An Alternative Axiomatic Algebraic LLM (3A-LLM)
Consolidated from main40.tex, main50.tex, main97.tex (allm)
The following abstracts are the union of the three LaTeX sources (wording unchanged aside from light HTML conversion). Author lists are omitted per site policy.
From main40.tex (A-LLM, FOIS-style)
In our times, language processing AI systems, e.g., ChatGPT, are based on Large Language Models (LLMs). Such AI systems excel in orthography, morphology, and syntax but sometimes err with respect to semantics and/or pragmatics. In order to reduce semantic fumbles, we suggest the integration of a semantic resource into language processing AI systems. However, such a resource needs not only to be large by itself but also strictly formal and computational so that an AI system can exploit it. This paper presents the Axiomatic Large Language Model (A-LLM), a formally grounded, generative framework for semantic representations that, among other applications, meets the requirements of a semantic resource that can be integrated in an LLM. The A-LLM consists of concepts as semantic building blocks and anchors those concepts in a restricted set of elementary concepts derived from the Longman Defining Vocabulary (LDV) [Fox2014]. The paper describes how to build the A-LLM from this restricted set and presents how representations for semantic relations among represented concepts are generated. The paper also takes a look at some of A-LLM's possible applications among them its use as a semantic resource in modern language processing AI systems.
From main50.tex (3A-LLM search evaluation)
Neural large language models (LLMs) excel at fluent text generation but often lack a grounded semantic backbone for search and retrieval, leading to brittle keyword behaviour or opaque embedding similarity. We investigate how 3A-LLM (An alternative axiomatic algebraic Large Language Model)---a formally grounded, generative semantic framework with a typed conceptual graph and explicit derivation paths---can support LLM-based search. 3A-LLM provides deterministic query expansion and implicit concept prediction via semantic radius and proximity on a graph built from Longman Defining Vocabulary primitives and a transformation calculus.
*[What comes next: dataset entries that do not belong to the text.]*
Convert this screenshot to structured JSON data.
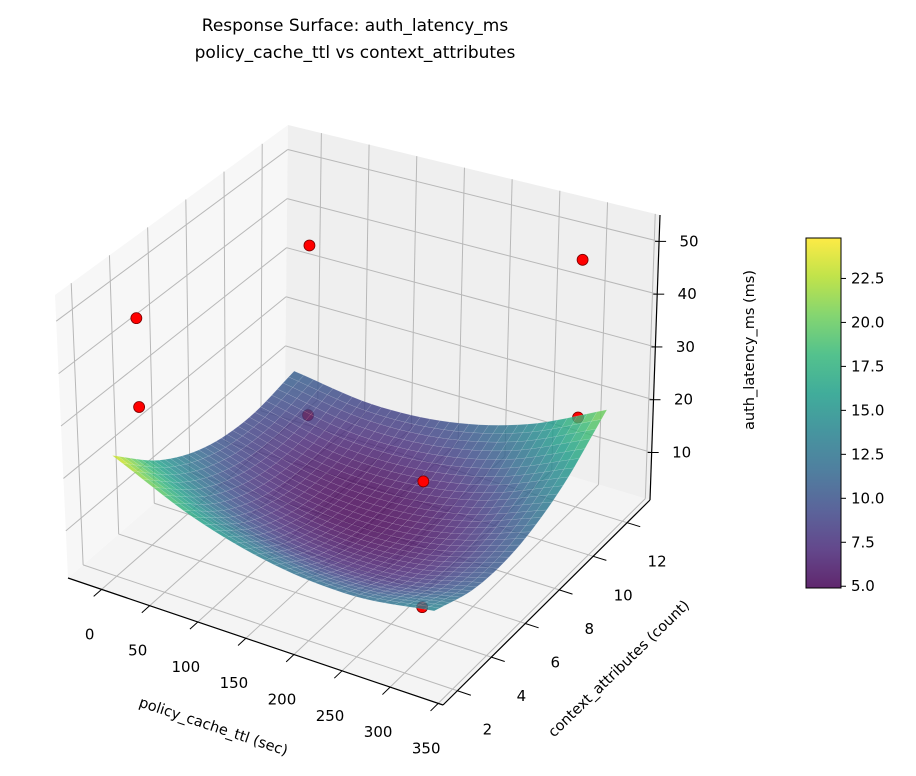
{
  "chart_data": {
    "type": "surface3d",
    "title": "Response Surface: auth_latency_ms",
    "subtitle": "policy_cache_ttl vs context_attributes",
    "xlabel": "policy_cache_ttl (sec)",
    "ylabel": "context_attributes (count)",
    "zlabel": "auth_latency_ms (ms)",
    "xlim": [
      -35,
      355
    ],
    "ylim": [
      1.15,
      13.35
    ],
    "zlim": [
      1,
      55
    ],
    "xticks": [
      0,
      50,
      100,
      150,
      200,
      250,
      300,
      350
    ],
    "yticks": [
      2,
      4,
      6,
      8,
      10,
      12
    ],
    "zticks": [
      10,
      20,
      30,
      40,
      50
    ],
    "grid": true,
    "colormap": "viridis",
    "surface": {
      "x": [
        0,
        82.5,
        165,
        247.5,
        330
      ],
      "y": [
        2,
        4.5,
        7,
        9.5,
        12
      ],
      "z": [
        [
          24.0,
          17.0,
          13.0,
          12.0,
          14.0
        ],
        [
          15.9,
          10.1,
          7.4,
          7.6,
          10.9
        ],
        [
          11.0,
          6.5,
          5.0,
          6.5,
          11.0
        ],
        [
          9.4,
          6.1,
          5.9,
          8.6,
          14.4
        ],
        [
          11.0,
          9.0,
          10.0,
          14.0,
          21.0
        ]
      ]
    },
    "scatter": {
      "color": "#ff0000",
      "points": [
        {
          "x": 10,
          "y": 3,
          "z": 48
        },
        {
          "x": 10,
          "y": 3,
          "z": 31
        },
        {
          "x": 15,
          "y": 12,
          "z": 37
        },
        {
          "x": 15,
          "y": 12,
          "z": 3
        },
        {
          "x": 300,
          "y": 12,
          "z": 48
        },
        {
          "x": 300,
          "y": 12,
          "z": 18
        },
        {
          "x": 300,
          "y": 3,
          "z": 33
        },
        {
          "x": 300,
          "y": 3,
          "z": 10
        }
      ]
    },
    "colorbar": {
      "clim": [
        4.9,
        24.8
      ],
      "ticks": [
        "5.0",
        "7.5",
        "10.0",
        "12.5",
        "15.0",
        "17.5",
        "20.0",
        "22.5"
      ],
      "tick_values": [
        5.0,
        7.5,
        10.0,
        12.5,
        15.0,
        17.5,
        20.0,
        22.5
      ]
    }
  }
}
We run a large-scale evaluation on a concept taxonomy of 4,102 subject--property--object triples (1,077 unique concept types) from a concept taxonomy (see supplementary material), with 165 conceptual query expansion tasks (T1) and 165 implicit concept prediction tasks (T2), totalling n=330 test cases across categories such as vehicle, building, person, event, animal, device, and artifact. 3A-LLM substantially outperforms WordNet-synset and string-similarity baselines (e.g. T1 P@5: 0.88 vs. 0.44 vs. 0.17; T2 MRR: 0.88 vs. 0.49 vs. 0.20). We report 2--3 worked examples per category and discuss integration of 3A-LLM into hybrid KG--LLM search pipelines.
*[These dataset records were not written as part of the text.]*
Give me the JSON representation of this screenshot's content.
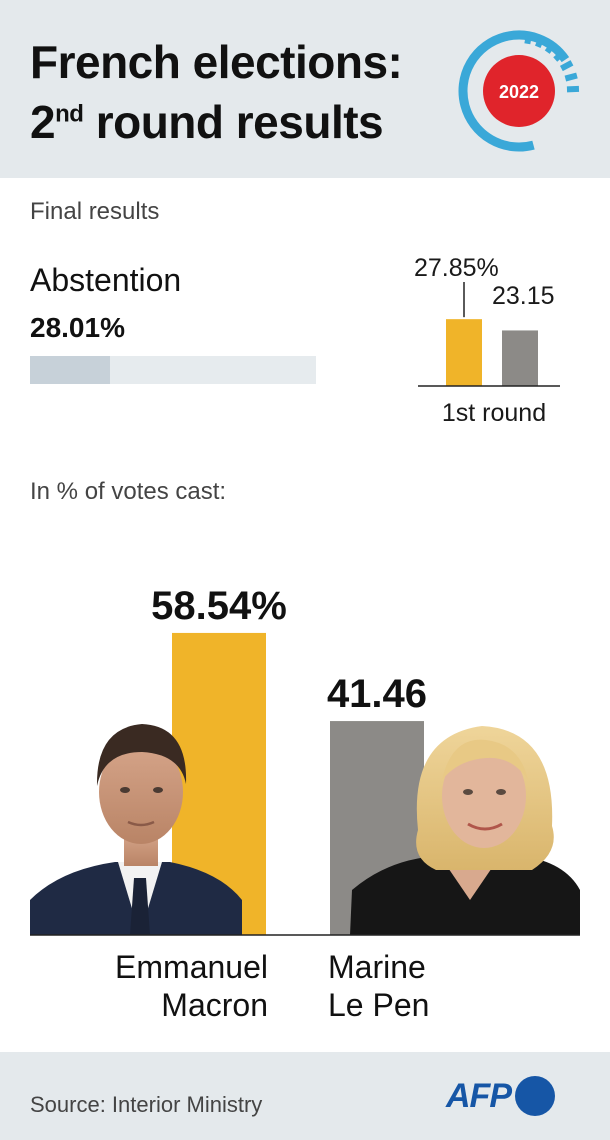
{
  "header": {
    "title_line1": "French elections:",
    "title_line2_pre": "2",
    "title_line2_sup": "nd",
    "title_line2_post": " round results",
    "badge_year": "2022"
  },
  "subtitle": "Final results",
  "abstention": {
    "label": "Abstention",
    "value_label": "28.01%",
    "value": 28.01,
    "first_round": {
      "label": "1st round",
      "values": [
        27.85,
        23.15
      ],
      "value_labels": [
        "27.85%",
        "23.15"
      ],
      "colors": [
        "#f0b429",
        "#8c8a87"
      ]
    }
  },
  "votes_caption": "In % of votes cast:",
  "chart_data": {
    "type": "bar",
    "categories": [
      "Emmanuel Macron",
      "Marine Le Pen"
    ],
    "values": [
      58.54,
      41.46
    ],
    "value_labels": [
      "58.54%",
      "41.46"
    ],
    "colors": [
      "#f0b429",
      "#8c8a87"
    ],
    "name_lines": [
      [
        "Emmanuel",
        "Macron"
      ],
      [
        "Marine",
        "Le Pen"
      ]
    ],
    "ylim": [
      0,
      100
    ]
  },
  "footer": {
    "source": "Source: Interior Ministry",
    "logo_text": "AFP"
  },
  "colors": {
    "header_bg": "#e4e9ec",
    "badge_ring": "#3aa8d8",
    "badge_red": "#e0242b",
    "afp_blue": "#1656a6"
  }
}
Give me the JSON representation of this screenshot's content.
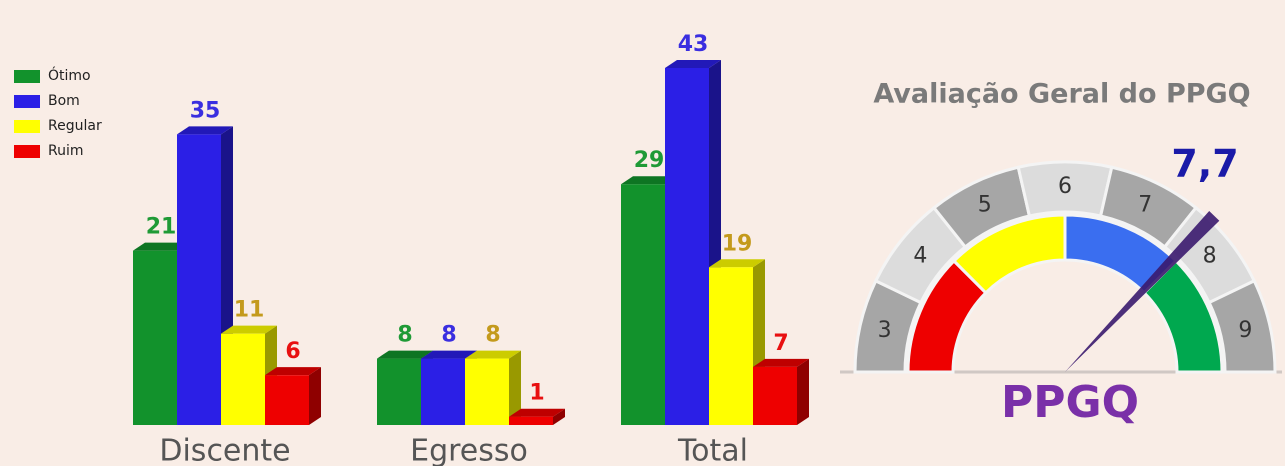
{
  "chart_data": [
    {
      "type": "bar3d",
      "categories": [
        "Discente",
        "Egresso",
        "Total"
      ],
      "series": [
        {
          "name": "Ótimo",
          "color": "#12922c",
          "label_color": "#1f9a36",
          "values": [
            21,
            8,
            29
          ]
        },
        {
          "name": "Bom",
          "color": "#2b1fe6",
          "label_color": "#3a2ee0",
          "values": [
            35,
            8,
            43
          ]
        },
        {
          "name": "Regular",
          "color": "#ffff00",
          "label_color": "#c49a1c",
          "values": [
            11,
            8,
            19
          ]
        },
        {
          "name": "Ruim",
          "color": "#ee0000",
          "label_color": "#e81010",
          "values": [
            6,
            1,
            7
          ]
        }
      ],
      "legend": "top-left"
    },
    {
      "type": "gauge",
      "title": "Avaliação Geral do PPGQ",
      "value": 7.7,
      "value_label": "7,7",
      "label": "PPGQ",
      "lim": [
        2.5,
        9.5
      ],
      "ticks": [
        3,
        4,
        5,
        6,
        7,
        8,
        9
      ],
      "band_colors": [
        "#ee0000",
        "#ffff00",
        "#3a6ef0",
        "#00a84f"
      ],
      "needle_color": "#3a1a6e",
      "value_color": "#1a1aa8",
      "label_color": "#7a30a8"
    }
  ]
}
From main97.tex (extended manuscript)
In our times, language processing AI systems, e.g., ChatGPT, are based on Large Language Models (LLMs). Such AI systems excel in orthography, morphology, and syntax but sometimes err with respect to semantics and/or pragmatics. In order to reduce semantic fumbles, we suggest the integration of a semantic resource into language processing AI systems. However, such a resource needs not only to be large by itself but also strictly formal and computational so that an AI system can exploit it. This paper presents the Axiomatic Large Language Model (A-LLM), a formally grounded, generative framework for semantic representations that, among other applications, meets the requirements of a semantic resource that can be integrated in an LLM. The A-LLM consists of concepts as semantic building blocks and anchors those concepts in a restricted set of elementary concepts derived from the Longman Defining Vocabulary (LDV) [Fox2014]. The paper describes how to build the A-LLM from this restricted set and presents how representations for semantic relations among represented concepts are generated. The paper also takes a look at some of A-LLM's possible applications among them its use as a semantic resource in modern language processing AI systems.